Romains Emois par Monsieur LeChieur

Date 27/7/2006 6:00:00 | Sujet : Italia Vostra

Romains émois un billet de Monsieur LeChieur

J'avais quinze ans, la première fois que je suis venu à Rome. Voyage organisé par le lycée, train de nuit et stazione Termini, avec hébergement dans une confrérie religieuse et pâtes à tous les repas. Si j'en crois les rares images qu'il me reste de cette semaine de visites effrénées, j'ai dû y voir de bien belles choses : les forums, le plafond de la Sixtine, les chambres de Raphaël, les restes du cirque Maxime, la villa d'Hadrien, Ostia Antica, ce genre de trucs... Je me souviens aussi d'une lumière magnifique sur la place Navona, de la fraîcheur d'une brise place d'Espagne, et de mes jambes qui hurlaient d'épuisement, à force de courir à travers la ville antique.

Mais, surtout, je me souviens de L.

Chaque matin, vers six heures, elle entrait dans ma chambre sur la pointe des pieds, se glissait sous mes draps, et me réveillait doucement en se frottant contre moi. Elle portait un pyjama si fin que je sentais la fermeté de sa poitrine, la chaleur de son ventre, presque le grain de sa peau. Moi, je dormais nu. Elle me collait fort. Douloureusement.

Elle était belle, L. J'avais fait sa connaissance éblouie le jour de la rentrée en seconde, j'avais 14 ans. Son visage, son sourire, le petit grain de beauté au-dessus de sa lèvre, sa nuque délicate, la courbure de son dos, la finesse de ses jambes, la promesse de ses seins... Et puis sa peau, couleur de caramel blond...

Je l'avais abordée sans trop y croire. Moi, le têtard chevelu, geek bien avant l'heure, j'aurais pu inspirer le moindre intérêt à une fille pareille ? Pas possible ?

Alors, il y avait eu une longue période d'émotions confuses. Des semaines entières de petit vertige, à se remplir des mots de l'autre, à savourer un café ou un rayon de soleil en parlant de nos fragments d'existence... à faire connaissance, quoi. En déroulant un fil invisible entre nous, puis en tirant chacun de son côté : lequel de nous deux allait casser le fil ? Lequel de nous deux aller ENFIN le franchir, ce putain de premier pas ?

Aucun.

Un beau jour, j'ai pris sa main. Elle a serré la mienne. J'ai lâché le fil et je suis parti.

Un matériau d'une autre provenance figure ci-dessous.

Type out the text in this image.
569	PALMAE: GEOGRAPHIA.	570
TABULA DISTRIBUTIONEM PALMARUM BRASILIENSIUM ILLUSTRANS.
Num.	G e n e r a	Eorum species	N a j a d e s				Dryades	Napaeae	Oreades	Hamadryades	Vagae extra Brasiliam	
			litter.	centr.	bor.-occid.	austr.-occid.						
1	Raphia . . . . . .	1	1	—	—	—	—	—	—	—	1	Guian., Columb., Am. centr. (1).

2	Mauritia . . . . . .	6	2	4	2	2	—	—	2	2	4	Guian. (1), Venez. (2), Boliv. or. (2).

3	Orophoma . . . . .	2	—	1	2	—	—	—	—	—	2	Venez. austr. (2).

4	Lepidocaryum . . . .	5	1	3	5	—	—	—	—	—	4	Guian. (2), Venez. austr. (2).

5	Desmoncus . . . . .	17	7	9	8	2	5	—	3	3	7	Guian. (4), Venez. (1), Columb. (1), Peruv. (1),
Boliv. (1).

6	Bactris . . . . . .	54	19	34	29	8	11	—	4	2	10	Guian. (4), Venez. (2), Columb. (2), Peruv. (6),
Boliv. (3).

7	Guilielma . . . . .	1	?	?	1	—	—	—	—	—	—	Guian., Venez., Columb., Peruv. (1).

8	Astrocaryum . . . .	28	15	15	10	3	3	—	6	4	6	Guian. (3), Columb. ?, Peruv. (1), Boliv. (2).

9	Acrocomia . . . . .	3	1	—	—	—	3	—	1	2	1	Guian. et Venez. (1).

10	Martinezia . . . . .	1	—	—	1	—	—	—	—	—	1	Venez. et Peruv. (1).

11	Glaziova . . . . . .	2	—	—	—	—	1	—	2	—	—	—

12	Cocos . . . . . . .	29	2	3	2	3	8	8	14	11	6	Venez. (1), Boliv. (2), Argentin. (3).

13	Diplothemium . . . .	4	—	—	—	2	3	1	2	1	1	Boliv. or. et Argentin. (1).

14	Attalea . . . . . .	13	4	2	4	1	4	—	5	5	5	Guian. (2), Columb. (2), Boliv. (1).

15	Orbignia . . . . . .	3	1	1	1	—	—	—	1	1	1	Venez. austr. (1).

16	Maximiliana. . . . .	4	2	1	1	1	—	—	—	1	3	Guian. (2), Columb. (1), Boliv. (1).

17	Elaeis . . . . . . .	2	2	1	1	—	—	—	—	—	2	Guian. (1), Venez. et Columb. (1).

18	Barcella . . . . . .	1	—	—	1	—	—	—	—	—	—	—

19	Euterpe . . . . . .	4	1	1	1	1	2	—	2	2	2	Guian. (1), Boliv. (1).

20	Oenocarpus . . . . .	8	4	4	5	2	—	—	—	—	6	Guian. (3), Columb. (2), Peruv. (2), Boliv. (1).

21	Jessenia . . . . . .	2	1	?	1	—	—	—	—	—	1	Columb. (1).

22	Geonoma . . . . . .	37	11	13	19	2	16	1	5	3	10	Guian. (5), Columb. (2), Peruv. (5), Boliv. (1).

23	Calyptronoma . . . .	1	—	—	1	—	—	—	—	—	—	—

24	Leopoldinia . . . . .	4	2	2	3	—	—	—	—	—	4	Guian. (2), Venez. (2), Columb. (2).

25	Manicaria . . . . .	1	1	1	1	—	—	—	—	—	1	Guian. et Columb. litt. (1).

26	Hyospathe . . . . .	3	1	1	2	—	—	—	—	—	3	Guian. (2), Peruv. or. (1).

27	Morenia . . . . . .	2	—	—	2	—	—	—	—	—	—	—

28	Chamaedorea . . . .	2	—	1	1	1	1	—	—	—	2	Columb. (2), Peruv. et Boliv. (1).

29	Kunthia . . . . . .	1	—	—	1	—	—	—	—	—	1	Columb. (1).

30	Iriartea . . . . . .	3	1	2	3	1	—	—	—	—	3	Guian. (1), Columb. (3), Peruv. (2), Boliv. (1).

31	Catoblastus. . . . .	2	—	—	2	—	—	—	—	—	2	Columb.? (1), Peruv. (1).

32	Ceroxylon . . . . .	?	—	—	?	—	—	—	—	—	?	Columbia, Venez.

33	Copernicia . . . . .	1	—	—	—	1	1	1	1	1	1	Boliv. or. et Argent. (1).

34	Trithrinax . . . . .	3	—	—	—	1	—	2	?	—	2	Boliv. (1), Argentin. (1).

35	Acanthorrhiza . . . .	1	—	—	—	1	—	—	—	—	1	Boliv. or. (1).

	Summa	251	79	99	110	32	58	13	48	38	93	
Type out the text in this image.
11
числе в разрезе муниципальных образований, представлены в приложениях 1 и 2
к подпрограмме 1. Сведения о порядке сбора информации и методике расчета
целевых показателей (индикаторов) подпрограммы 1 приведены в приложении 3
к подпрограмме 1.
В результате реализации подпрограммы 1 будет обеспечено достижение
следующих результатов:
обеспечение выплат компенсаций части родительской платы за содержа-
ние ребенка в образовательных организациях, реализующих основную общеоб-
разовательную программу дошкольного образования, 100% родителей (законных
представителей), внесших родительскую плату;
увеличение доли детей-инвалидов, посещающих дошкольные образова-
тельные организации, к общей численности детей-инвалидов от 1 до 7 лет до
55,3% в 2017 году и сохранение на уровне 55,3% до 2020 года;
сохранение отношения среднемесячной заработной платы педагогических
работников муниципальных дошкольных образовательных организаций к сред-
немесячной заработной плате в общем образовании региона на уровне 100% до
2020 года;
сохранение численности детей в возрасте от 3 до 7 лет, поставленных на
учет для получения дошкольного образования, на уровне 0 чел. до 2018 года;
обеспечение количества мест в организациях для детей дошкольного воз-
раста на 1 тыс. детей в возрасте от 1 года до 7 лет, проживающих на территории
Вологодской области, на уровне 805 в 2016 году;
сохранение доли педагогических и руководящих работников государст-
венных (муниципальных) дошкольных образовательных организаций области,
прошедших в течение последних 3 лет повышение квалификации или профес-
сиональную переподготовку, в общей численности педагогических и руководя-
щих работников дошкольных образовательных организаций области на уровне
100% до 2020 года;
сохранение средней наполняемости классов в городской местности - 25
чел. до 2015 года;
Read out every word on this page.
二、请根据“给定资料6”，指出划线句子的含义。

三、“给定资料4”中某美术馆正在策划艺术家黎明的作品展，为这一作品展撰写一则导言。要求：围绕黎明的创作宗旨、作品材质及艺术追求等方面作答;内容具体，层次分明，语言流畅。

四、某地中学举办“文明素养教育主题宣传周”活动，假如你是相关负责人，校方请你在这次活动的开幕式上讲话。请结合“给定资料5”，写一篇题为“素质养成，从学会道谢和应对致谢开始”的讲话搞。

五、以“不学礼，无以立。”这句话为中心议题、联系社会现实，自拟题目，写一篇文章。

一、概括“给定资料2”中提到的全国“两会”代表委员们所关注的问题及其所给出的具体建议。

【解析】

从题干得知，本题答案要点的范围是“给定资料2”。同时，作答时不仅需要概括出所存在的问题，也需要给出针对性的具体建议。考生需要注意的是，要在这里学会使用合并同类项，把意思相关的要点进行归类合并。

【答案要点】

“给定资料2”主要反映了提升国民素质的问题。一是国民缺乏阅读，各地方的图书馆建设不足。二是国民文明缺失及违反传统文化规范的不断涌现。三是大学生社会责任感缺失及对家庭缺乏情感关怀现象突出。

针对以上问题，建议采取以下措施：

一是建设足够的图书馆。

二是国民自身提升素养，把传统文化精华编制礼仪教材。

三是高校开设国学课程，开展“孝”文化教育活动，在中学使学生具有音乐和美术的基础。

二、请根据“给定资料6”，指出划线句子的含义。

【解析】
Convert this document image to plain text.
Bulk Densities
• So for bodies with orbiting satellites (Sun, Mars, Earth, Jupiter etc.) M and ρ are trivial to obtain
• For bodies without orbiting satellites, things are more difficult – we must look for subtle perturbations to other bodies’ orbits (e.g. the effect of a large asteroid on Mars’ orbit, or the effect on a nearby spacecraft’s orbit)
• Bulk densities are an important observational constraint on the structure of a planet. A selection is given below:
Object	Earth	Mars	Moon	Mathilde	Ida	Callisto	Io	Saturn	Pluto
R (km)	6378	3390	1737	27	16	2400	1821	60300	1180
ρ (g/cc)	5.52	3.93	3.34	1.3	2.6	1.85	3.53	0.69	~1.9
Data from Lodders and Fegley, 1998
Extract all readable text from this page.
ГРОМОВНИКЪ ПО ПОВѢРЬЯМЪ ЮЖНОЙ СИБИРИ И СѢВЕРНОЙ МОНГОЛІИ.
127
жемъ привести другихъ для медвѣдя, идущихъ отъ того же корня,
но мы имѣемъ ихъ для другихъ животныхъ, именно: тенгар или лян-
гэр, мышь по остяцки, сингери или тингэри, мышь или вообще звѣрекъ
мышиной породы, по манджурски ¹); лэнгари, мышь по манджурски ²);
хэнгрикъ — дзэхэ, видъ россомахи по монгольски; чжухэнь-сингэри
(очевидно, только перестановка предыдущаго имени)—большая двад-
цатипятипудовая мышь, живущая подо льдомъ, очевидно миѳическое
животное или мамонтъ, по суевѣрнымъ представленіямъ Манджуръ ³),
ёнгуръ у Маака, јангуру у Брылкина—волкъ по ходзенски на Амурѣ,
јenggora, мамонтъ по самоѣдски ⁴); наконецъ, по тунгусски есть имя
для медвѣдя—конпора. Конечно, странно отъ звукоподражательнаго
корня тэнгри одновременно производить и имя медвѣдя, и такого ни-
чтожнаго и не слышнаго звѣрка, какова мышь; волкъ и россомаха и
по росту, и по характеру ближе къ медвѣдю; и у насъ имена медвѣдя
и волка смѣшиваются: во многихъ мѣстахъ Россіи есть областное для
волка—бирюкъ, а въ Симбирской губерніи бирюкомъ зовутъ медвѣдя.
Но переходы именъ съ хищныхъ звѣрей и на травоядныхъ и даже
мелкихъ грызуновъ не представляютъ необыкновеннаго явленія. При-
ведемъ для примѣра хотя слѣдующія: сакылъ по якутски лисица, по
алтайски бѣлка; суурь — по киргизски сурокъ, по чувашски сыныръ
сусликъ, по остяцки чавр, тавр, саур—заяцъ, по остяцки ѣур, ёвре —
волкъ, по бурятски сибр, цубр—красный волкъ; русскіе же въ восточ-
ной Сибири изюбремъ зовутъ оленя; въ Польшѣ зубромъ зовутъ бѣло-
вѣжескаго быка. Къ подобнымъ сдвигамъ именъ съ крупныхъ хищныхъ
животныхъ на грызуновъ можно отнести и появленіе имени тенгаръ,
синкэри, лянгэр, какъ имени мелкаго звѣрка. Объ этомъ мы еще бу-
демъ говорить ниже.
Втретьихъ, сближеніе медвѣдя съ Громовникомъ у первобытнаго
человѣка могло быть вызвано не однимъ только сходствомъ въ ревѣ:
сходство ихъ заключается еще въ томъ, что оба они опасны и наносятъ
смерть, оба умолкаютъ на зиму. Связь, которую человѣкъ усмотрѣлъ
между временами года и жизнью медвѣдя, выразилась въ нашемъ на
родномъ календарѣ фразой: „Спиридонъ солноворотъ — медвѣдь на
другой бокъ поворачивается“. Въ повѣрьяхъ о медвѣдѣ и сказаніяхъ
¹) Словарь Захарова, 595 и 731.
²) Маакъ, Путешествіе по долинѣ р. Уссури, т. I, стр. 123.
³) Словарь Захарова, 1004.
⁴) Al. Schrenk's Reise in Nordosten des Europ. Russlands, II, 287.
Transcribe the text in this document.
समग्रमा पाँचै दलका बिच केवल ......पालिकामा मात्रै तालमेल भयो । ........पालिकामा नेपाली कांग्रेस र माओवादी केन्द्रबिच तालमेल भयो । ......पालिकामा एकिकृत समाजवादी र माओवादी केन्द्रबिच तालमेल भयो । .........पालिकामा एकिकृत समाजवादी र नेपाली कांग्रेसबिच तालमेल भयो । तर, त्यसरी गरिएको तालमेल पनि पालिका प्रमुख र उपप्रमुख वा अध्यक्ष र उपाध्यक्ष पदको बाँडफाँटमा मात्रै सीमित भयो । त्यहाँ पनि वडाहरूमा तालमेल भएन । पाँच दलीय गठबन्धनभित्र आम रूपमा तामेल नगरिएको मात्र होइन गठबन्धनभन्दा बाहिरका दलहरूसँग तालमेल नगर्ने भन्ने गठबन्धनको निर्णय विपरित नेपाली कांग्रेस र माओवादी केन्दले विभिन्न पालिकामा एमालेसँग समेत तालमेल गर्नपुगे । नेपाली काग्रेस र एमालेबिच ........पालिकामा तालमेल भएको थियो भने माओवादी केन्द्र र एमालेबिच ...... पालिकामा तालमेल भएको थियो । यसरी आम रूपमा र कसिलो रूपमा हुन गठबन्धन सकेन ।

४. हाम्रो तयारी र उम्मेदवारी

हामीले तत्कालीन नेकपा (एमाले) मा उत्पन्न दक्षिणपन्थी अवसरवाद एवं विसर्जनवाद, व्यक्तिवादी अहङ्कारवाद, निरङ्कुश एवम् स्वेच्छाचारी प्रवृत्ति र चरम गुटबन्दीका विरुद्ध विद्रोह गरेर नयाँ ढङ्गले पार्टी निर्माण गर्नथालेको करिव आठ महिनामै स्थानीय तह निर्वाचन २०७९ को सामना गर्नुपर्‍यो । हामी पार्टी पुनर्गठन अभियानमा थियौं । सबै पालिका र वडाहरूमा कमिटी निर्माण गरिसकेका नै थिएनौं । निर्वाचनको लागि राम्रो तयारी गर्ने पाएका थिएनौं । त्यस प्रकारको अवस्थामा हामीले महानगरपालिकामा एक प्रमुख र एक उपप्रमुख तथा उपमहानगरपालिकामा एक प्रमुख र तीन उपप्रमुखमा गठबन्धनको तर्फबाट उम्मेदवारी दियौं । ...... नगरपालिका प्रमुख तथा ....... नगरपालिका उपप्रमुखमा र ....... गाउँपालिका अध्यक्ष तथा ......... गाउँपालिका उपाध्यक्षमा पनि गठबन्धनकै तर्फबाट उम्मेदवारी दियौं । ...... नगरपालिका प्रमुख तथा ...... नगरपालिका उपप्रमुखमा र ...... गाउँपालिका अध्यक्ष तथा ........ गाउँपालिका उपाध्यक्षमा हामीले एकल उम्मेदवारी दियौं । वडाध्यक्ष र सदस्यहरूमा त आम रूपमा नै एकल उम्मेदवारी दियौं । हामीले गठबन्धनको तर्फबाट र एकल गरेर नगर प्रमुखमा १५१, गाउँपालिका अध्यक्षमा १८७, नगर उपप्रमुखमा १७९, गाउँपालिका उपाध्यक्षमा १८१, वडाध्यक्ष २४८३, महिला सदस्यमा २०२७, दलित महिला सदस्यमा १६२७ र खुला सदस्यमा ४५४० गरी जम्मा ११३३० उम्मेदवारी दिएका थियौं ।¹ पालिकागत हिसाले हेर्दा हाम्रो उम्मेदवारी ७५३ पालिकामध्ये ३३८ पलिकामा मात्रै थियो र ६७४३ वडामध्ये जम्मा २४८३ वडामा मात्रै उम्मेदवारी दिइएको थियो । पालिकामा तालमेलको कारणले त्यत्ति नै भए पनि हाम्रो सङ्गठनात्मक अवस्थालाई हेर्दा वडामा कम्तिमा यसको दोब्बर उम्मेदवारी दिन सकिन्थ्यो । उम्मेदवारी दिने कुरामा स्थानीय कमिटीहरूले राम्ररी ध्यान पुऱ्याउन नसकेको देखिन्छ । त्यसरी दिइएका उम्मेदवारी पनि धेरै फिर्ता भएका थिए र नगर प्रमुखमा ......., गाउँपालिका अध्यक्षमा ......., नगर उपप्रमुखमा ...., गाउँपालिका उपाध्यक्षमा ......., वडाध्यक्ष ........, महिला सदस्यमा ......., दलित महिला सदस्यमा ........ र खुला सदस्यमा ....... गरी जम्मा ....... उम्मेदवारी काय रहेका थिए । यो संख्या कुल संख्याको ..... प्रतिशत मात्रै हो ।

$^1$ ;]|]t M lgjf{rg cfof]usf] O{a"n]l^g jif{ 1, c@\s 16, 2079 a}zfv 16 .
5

Parce que j'étais un merdeux de 14 ans, et que je croyais que mes certitudes de boutonneux à lunettes étaient plus importantes que mes vibrations les plus intimes. Parce que L., fille de gendarme, voulait entrer en droit après le bac pour y préparer le concours de commissaire de police. Parce que je braillais « plus de chefs, plus de flics, plus de curés et plus d'armée » avec mes potes, sur l'air d'OTH. Parce que je prenais des poses en lisant Bakounine ou en pogotant aux concerts de Bérurier Noir. Parce que je me rêvais en punk, quand je n'étais qu'un pantin pathétique.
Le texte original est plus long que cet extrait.